I have not read Life of Pi, the widely acclaimed and bestselling 2001 novel by Yann Martel. I have, however, now seen its feature film adaptation of the same name, released in late 2012 and directed by Taiwan's Ang Lee. It is a superlative achievement in filmmaking. It takes a novel broadly claimed to be unfilmable and not only successfully films it but does so with aplomb.
It is a deliberately ambiguous film too. Basically what you get from Life of Pi largely depends upon what you bring to it yourself, and I think that makes it a very special motion picture indeed. To explain why that is, I shall have to discuss the movie's ending - keep that it mind if you continue reading but have not seen the film or (I assume) read the book.
The bulk of the story is framed by an adult "Pi" (an Indian named Piscine Patel) relating the story of his survival at sea for 227 days in a life raft. He relates it to an anonymous writer, and ultimately provides two versions of the same story: one an extended and outlandish adventure with a Bengal tiger named Richard Parker, the other a shorter, more blunt version in which he is standed with other people. Now the writer has been promised a story that will make him believe in God. When asked which version of Pi's story he prefers, the writer chooses the more outlandish one because "it's a better story". "So it goes with God," says Pi.
On my viewing of the film I took this to be a surprisingly atheistic conclusion: we believe in God because it gives us a more uplifting and reassuring outlook on our world than the alternative can provide. Upon reflection, however, I realise that I read this ending because of my own personal bias: had I been a more religious or spiritual person I could quite easily have read the opposite: that because the writer is open to miracles and the unreal he can accept the existence of God while a more closed, inadequate mind could not.
This ambivalence is important, because it makes Life of Pi a brilliant exercise in open filmmaking: what has happened, and what has not? What is true and what is fiction? Such questions are up to the viewer to answer for him or herself, and there are no correct answers.
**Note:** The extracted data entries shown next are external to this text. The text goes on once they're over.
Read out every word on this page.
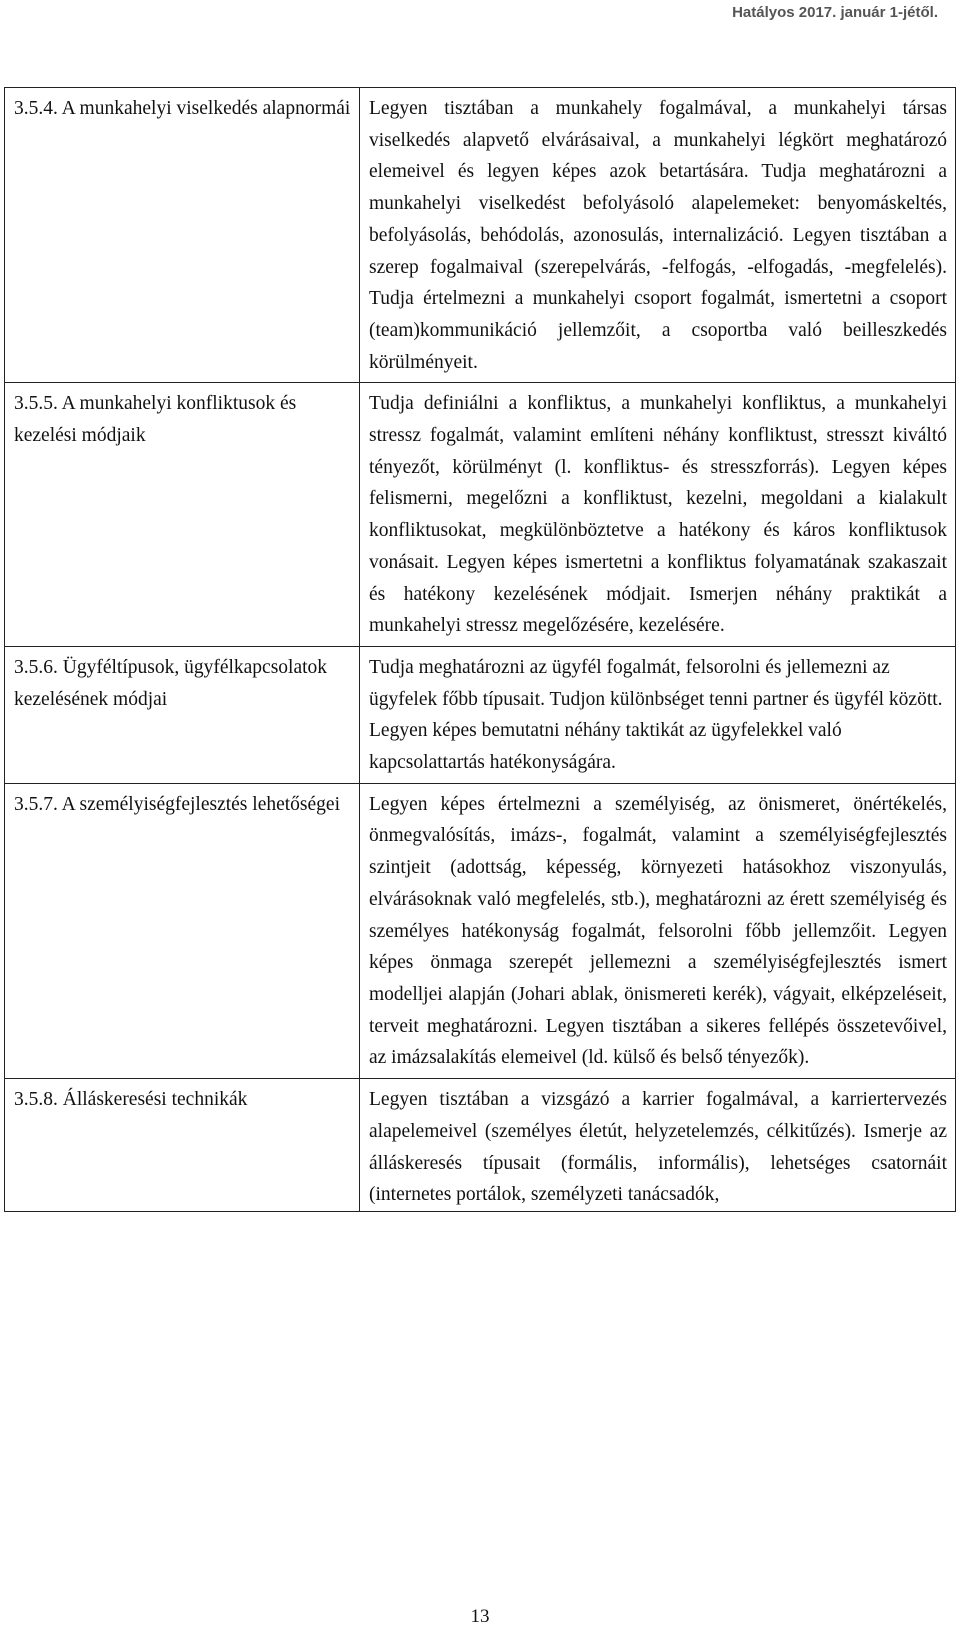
Hatályos 2017. január 1-jétől.
3.5.4. A munkahelyi viselkedés alapnormái	Legyen tisztában a munkahely fogalmával, a munkahelyi társas viselkedés alapvető elvárásaival, a munkahelyi légkört meghatározó elemeivel és legyen képes azok betartására. Tudja meghatározni a munkahelyi viselkedést befolyásoló alapelemeket: benyomáskeltés, befolyásolás, behódolás, azonosulás, internalizáció. Legyen tisztában a szerep fogalmaival (szerepelvárás, -felfogás, -elfogadás, -megfelelés). Tudja értelmezni a munkahelyi csoport fogalmát, ismertetni a csoport (team)kommunikáció jellemzőit, a csoportba való beilleszkedés körülményeit.

3.5.5. A munkahelyi konfliktusok és kezelési módjaik	Tudja definiálni a konfliktus, a munkahelyi konfliktus, a munkahelyi stressz fogalmát, valamint említeni néhány konfliktust, stresszt kiváltó tényezőt, körülményt (l. konfliktus- és stresszforrás). Legyen képes felismerni, megelőzni a konfliktust, kezelni, megoldani a kialakult konfliktusokat, megkülönböztetve a hatékony és káros konfliktusok vonásait. Legyen képes ismertetni a konfliktus folyamatának szakaszait és hatékony kezelésének módjait. Ismerjen néhány praktikát a munkahelyi stressz megelőzésére, kezelésére.

3.5.6. Ügyféltípusok, ügyfélkapcsolatok kezelésének módjai	Tudja meghatározni az ügyfél fogalmát, felsorolni és jellemezni az ügyfelek főbb típusait. Tudjon különbséget tenni partner és ügyfél között. Legyen képes bemutatni néhány taktikát az ügyfelekkel való kapcsolattartás hatékonyságára.

3.5.7. A személyiségfejlesztés lehetőségei	Legyen képes értelmezni a személyiség, az önismeret, önértékelés, önmegvalósítás, imázs-, fogalmát, valamint a személyiségfejlesztés szintjeit (adottság, képesség, környezeti hatásokhoz viszonyulás, elvárásoknak való megfelelés, stb.), meghatározni az érett személyiség és személyes hatékonyság fogalmát, felsorolni főbb jellemzőit. Legyen képes önmaga szerepét jellemezni a személyiségfejlesztés ismert modelljei alapján (Johari ablak, önismereti kerék), vágyait, elképzeléseit, terveit meghatározni. Legyen tisztában a sikeres fellépés összetevőivel, az imázsalakítás elemeivel (ld. külső és belső tényezők).

3.5.8. Álláskeresési technikák	Legyen tisztában a vizsgázó a karrier fogalmával, a karriertervezés alapelemeivel (személyes életút, helyzetelemzés, célkitűzés). Ismerje az álláskeresés típusait (formális, informális), lehetséges csatornáit (internetes portálok, személyzeti tanácsadók,
13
This is another masterful film from Ang Lee, a director who remains to my mind one of the world's best. He is a remarkably gifted filmmaker with a back catalogue of wildly varying genres and tones. He has directed superhero action (Hulk), period comedy-drama (Sense & Sensibility), suburban drama (The Ice Storm), a western (Ride with the Devil), romances both straight (The Wedding Banquet) and gay (Brokeback Mountain) and Chinese heroic fantasy (Crouching Tiger Hidden Dragon). Lee can flip from genre to genre with ease, a trait that's surprisingly rare in filmmaking and places him alongside other versatile talents such as Japan's Takashi Miike and Britain's Danny Boyle.
This film is deliberately cast with comparative unknowns: Suraj Sharma and Irrfan Khan as Pi, Rafe Spall as the writer and so on. The one exception is Gerard Depardieu in a small cameo as a ship's cook, and of course given the film's conclusion it is crucial that we notice and remember this character. Lee was smart to cast such an iconic performer in the role.
Life of Pi is beautiful, thought-provoking and challenging. I have heard that it also makes stunning use of 3D technology, however the version I watched was in 2D - always my preferred format.